Grants and residencies

Research and art

Rehydrate, Re-Radio, and Re-Decolonize: Filming and Bridging Beneath and Beyond the Surface of Water Between Arctic and Pacific

Application summary

From the China–U.S. chip war encircling Taiwan to on-going global militarization, the securitization narrative is closely tied to emergency policies, sustainability transition, ongoing colonial-environmental legacies, and plays a critical role in shaping autonomy. The current eco-psycho-social urgency raises questions of the public spheres, on what Joanna Zylinska describes as “water literacy” in re-thinking water as a medium and a milieu of expanded entanglement (Zylinska, 2021). How do spirits of water carry securitization decisions across environments, states, and time?
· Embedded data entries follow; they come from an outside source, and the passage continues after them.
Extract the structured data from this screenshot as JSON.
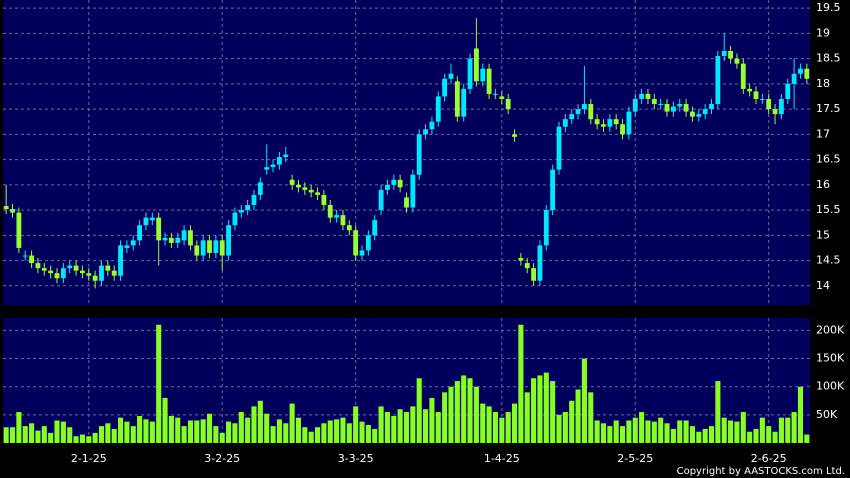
{
  "chart_data": [
    {
      "type": "candlestick",
      "categories": [
        null,
        null,
        null,
        null,
        null,
        null,
        null,
        null,
        null,
        null,
        null,
        null,
        null,
        "2-1-25",
        null,
        null,
        null,
        null,
        null,
        null,
        null,
        null,
        null,
        null,
        null,
        null,
        null,
        null,
        null,
        null,
        null,
        null,
        null,
        null,
        "3-2-25",
        null,
        null,
        null,
        null,
        null,
        null,
        null,
        null,
        null,
        null,
        null,
        null,
        null,
        null,
        null,
        null,
        null,
        null,
        null,
        null,
        "3-3-25",
        null,
        null,
        null,
        null,
        null,
        null,
        null,
        null,
        null,
        null,
        null,
        null,
        null,
        null,
        null,
        null,
        null,
        null,
        null,
        null,
        null,
        null,
        "1-4-25",
        null,
        null,
        null,
        null,
        null,
        null,
        null,
        null,
        null,
        null,
        null,
        null,
        null,
        null,
        null,
        null,
        null,
        null,
        null,
        null,
        "2-5-25",
        null,
        null,
        null,
        null,
        null,
        null,
        null,
        null,
        null,
        null,
        null,
        null,
        null,
        null,
        null,
        null,
        null,
        null,
        null,
        null,
        "2-6-25",
        null,
        null,
        null,
        null,
        null,
        null
      ],
      "open": [
        15.58,
        15.52,
        15.45,
        14.6,
        14.6,
        14.45,
        14.35,
        14.3,
        14.25,
        14.15,
        14.35,
        14.4,
        14.3,
        14.25,
        14.2,
        14.1,
        14.4,
        14.3,
        14.2,
        14.75,
        14.8,
        14.9,
        15.2,
        15.3,
        15.35,
        14.9,
        14.95,
        14.85,
        14.9,
        15.1,
        14.8,
        14.6,
        14.9,
        14.65,
        14.9,
        14.6,
        15.2,
        15.45,
        15.5,
        15.6,
        15.8,
        16.3,
        16.35,
        16.4,
        16.55,
        16.1,
        16.0,
        15.95,
        15.9,
        15.85,
        15.8,
        15.6,
        15.35,
        15.4,
        15.2,
        15.1,
        14.6,
        14.7,
        15.0,
        15.5,
        15.9,
        16.0,
        16.1,
        15.75,
        15.55,
        16.2,
        17.0,
        17.1,
        17.25,
        17.75,
        18.1,
        18.05,
        17.35,
        17.9,
        18.7,
        18.05,
        18.3,
        17.8,
        17.75,
        17.7,
        17.0,
        14.55,
        14.45,
        14.35,
        14.1,
        14.8,
        15.5,
        16.3,
        17.15,
        17.3,
        17.4,
        17.5,
        17.6,
        17.3,
        17.2,
        17.15,
        17.3,
        17.2,
        17.0,
        17.45,
        17.7,
        17.8,
        17.7,
        17.6,
        17.6,
        17.45,
        17.55,
        17.6,
        17.45,
        17.35,
        17.4,
        17.5,
        17.6,
        18.55,
        18.65,
        18.5,
        18.4,
        17.9,
        17.85,
        17.7,
        17.7,
        17.5,
        17.4,
        17.7,
        18.0,
        18.2,
        18.3
      ],
      "high": [
        16.0,
        15.62,
        15.55,
        14.7,
        14.7,
        14.55,
        14.45,
        14.4,
        14.35,
        14.45,
        14.5,
        14.5,
        14.4,
        14.35,
        14.3,
        14.5,
        14.5,
        14.4,
        14.9,
        14.9,
        15.0,
        15.3,
        15.45,
        15.45,
        15.45,
        15.05,
        15.05,
        15.05,
        15.2,
        15.2,
        14.9,
        15.0,
        15.0,
        15.0,
        15.0,
        15.3,
        15.55,
        15.6,
        15.7,
        15.9,
        16.15,
        16.8,
        16.5,
        16.65,
        16.75,
        16.2,
        16.1,
        16.05,
        16.0,
        15.95,
        15.9,
        15.7,
        15.5,
        15.5,
        15.3,
        15.2,
        14.8,
        15.1,
        15.4,
        16.0,
        16.1,
        16.2,
        16.2,
        15.85,
        16.3,
        17.1,
        17.2,
        17.35,
        17.85,
        18.2,
        18.4,
        18.15,
        18.0,
        18.6,
        19.3,
        18.4,
        18.4,
        17.9,
        17.85,
        17.8,
        17.1,
        14.65,
        14.55,
        14.45,
        14.9,
        15.6,
        16.4,
        17.25,
        17.4,
        17.5,
        17.6,
        18.35,
        17.7,
        17.4,
        17.3,
        17.4,
        17.4,
        17.3,
        17.55,
        17.8,
        17.9,
        17.9,
        17.8,
        17.7,
        17.7,
        17.65,
        17.7,
        17.7,
        17.55,
        17.5,
        17.6,
        17.7,
        18.65,
        19.0,
        18.75,
        18.6,
        18.5,
        18.0,
        17.95,
        17.8,
        17.8,
        17.6,
        17.8,
        18.1,
        18.5,
        18.4,
        18.4
      ],
      "low": [
        15.42,
        15.35,
        14.65,
        14.5,
        14.35,
        14.25,
        14.2,
        14.15,
        14.05,
        14.05,
        14.25,
        14.2,
        14.15,
        14.1,
        13.95,
        14.0,
        14.2,
        14.1,
        14.1,
        14.65,
        14.7,
        14.8,
        15.1,
        15.2,
        14.4,
        14.8,
        14.75,
        14.75,
        14.8,
        14.7,
        14.5,
        14.5,
        14.55,
        14.55,
        14.3,
        14.5,
        15.1,
        15.35,
        15.4,
        15.5,
        15.7,
        16.2,
        16.25,
        16.3,
        16.45,
        15.9,
        15.85,
        15.8,
        15.75,
        15.7,
        15.5,
        15.25,
        15.25,
        15.1,
        15.0,
        14.5,
        14.5,
        14.6,
        14.9,
        15.4,
        15.8,
        15.9,
        15.85,
        15.45,
        15.45,
        16.1,
        16.9,
        17.0,
        17.15,
        17.65,
        18.0,
        17.25,
        17.25,
        17.8,
        17.95,
        17.95,
        17.7,
        17.7,
        17.6,
        17.4,
        16.85,
        14.4,
        14.25,
        14.0,
        14.0,
        14.7,
        15.4,
        16.2,
        17.05,
        17.2,
        17.3,
        17.4,
        17.2,
        17.1,
        17.05,
        17.05,
        17.1,
        16.9,
        16.9,
        17.35,
        17.6,
        17.6,
        17.5,
        17.5,
        17.35,
        17.35,
        17.45,
        17.35,
        17.25,
        17.25,
        17.3,
        17.4,
        17.5,
        18.45,
        18.4,
        18.3,
        17.8,
        17.75,
        17.6,
        17.6,
        17.4,
        17.2,
        17.3,
        17.6,
        17.5,
        18.1,
        18.0
      ],
      "close": [
        15.52,
        15.45,
        14.75,
        14.6,
        14.45,
        14.35,
        14.3,
        14.25,
        14.15,
        14.35,
        14.4,
        14.3,
        14.25,
        14.2,
        14.1,
        14.4,
        14.3,
        14.2,
        14.8,
        14.8,
        14.9,
        15.2,
        15.35,
        15.35,
        14.9,
        14.95,
        14.85,
        14.95,
        15.1,
        14.8,
        14.6,
        14.9,
        14.65,
        14.9,
        14.6,
        15.2,
        15.45,
        15.5,
        15.6,
        15.8,
        16.05,
        16.35,
        16.4,
        16.55,
        16.6,
        16.0,
        15.95,
        15.9,
        15.85,
        15.8,
        15.6,
        15.35,
        15.4,
        15.2,
        15.1,
        14.6,
        14.7,
        15.0,
        15.3,
        15.9,
        16.0,
        16.1,
        15.95,
        15.55,
        16.2,
        17.0,
        17.1,
        17.25,
        17.75,
        18.1,
        18.2,
        17.35,
        17.9,
        18.5,
        18.05,
        18.3,
        17.8,
        17.8,
        17.7,
        17.5,
        16.95,
        14.5,
        14.35,
        14.1,
        14.8,
        15.5,
        16.3,
        17.15,
        17.3,
        17.4,
        17.5,
        17.6,
        17.3,
        17.2,
        17.15,
        17.3,
        17.2,
        17.0,
        17.45,
        17.7,
        17.8,
        17.7,
        17.6,
        17.6,
        17.45,
        17.55,
        17.6,
        17.45,
        17.35,
        17.4,
        17.5,
        17.6,
        18.55,
        18.65,
        18.5,
        18.4,
        17.9,
        17.85,
        17.7,
        17.7,
        17.5,
        17.4,
        17.7,
        18.0,
        18.2,
        18.3,
        18.1
      ],
      "up_color": "#00e8ff",
      "down_color": "#99ff33",
      "ylim": [
        13.62,
        19.66
      ],
      "yticks": [
        14,
        14.5,
        15,
        15.5,
        16,
        16.5,
        17,
        17.5,
        18,
        18.5,
        19,
        19.5
      ],
      "grid": true
    },
    {
      "type": "bar",
      "values": [
        28000,
        28000,
        55000,
        30000,
        35000,
        22000,
        30000,
        18000,
        40000,
        38000,
        28000,
        12000,
        15000,
        12000,
        18000,
        30000,
        35000,
        25000,
        45000,
        38000,
        30000,
        48000,
        42000,
        38000,
        210000,
        80000,
        48000,
        45000,
        30000,
        40000,
        40000,
        42000,
        52000,
        30000,
        18000,
        38000,
        35000,
        55000,
        45000,
        65000,
        75000,
        52000,
        30000,
        42000,
        35000,
        70000,
        45000,
        28000,
        20000,
        28000,
        35000,
        40000,
        42000,
        45000,
        35000,
        65000,
        38000,
        32000,
        25000,
        65000,
        55000,
        48000,
        60000,
        55000,
        65000,
        115000,
        60000,
        80000,
        55000,
        90000,
        100000,
        110000,
        120000,
        115000,
        100000,
        70000,
        65000,
        55000,
        45000,
        55000,
        70000,
        210000,
        90000,
        115000,
        120000,
        125000,
        110000,
        50000,
        55000,
        75000,
        95000,
        150000,
        90000,
        40000,
        35000,
        30000,
        40000,
        30000,
        40000,
        45000,
        55000,
        40000,
        38000,
        45000,
        35000,
        25000,
        40000,
        40000,
        30000,
        20000,
        25000,
        30000,
        110000,
        45000,
        40000,
        38000,
        55000,
        20000,
        25000,
        45000,
        30000,
        20000,
        45000,
        45000,
        55000,
        100000,
        15000
      ],
      "color": "#88ff22",
      "ylim": [
        0,
        222000
      ],
      "yticks": [
        {
          "value": 50000,
          "label": "50K"
        },
        {
          "value": 100000,
          "label": "100K"
        },
        {
          "value": 150000,
          "label": "150K"
        },
        {
          "value": 200000,
          "label": "200K"
        }
      ],
      "grid": true
    }
  ],
  "copyright": "Copyright by AASTOCKS.com Ltd."
}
How does water absorb the extended materiality of technology and the immateriality of political climates? And how do our social, public, and ecological spheres interact with this watery information? The project will explore—through participatory filmmaking embedded in radio-based public education programs—the entangled layers of non-local phenomena such as artificially introduced salmon in the Arctic, severed subsea cable connections, and underwater technological ruins. Through these immersions, the project seeks to rehydrate, re-radio, and re-decolonize techno-national narratives in meeting a shifting paradigm toward sustainable transition. The three year doctoral research project, highlighting research-art collaboration with the LungA Radio School, the Arctic Sustainable Arts And Design Network in University of Arctic, includes the production of the feature length film The Chipped Sphere, Voided Space, Seeing Through Cleaned Water Is Connection, and the hydrofeminist situated, radio-based pilot program Maid Out Of Ice. The productions target shifts in securitization narratives in relation to the sustainability crisis, and serve as laboratories for experimentation and bases for article-based doctoral dissertation. The dissemination plan involves the publication of research articles, public education programs, screening events, and presentation of research findings at international conferences.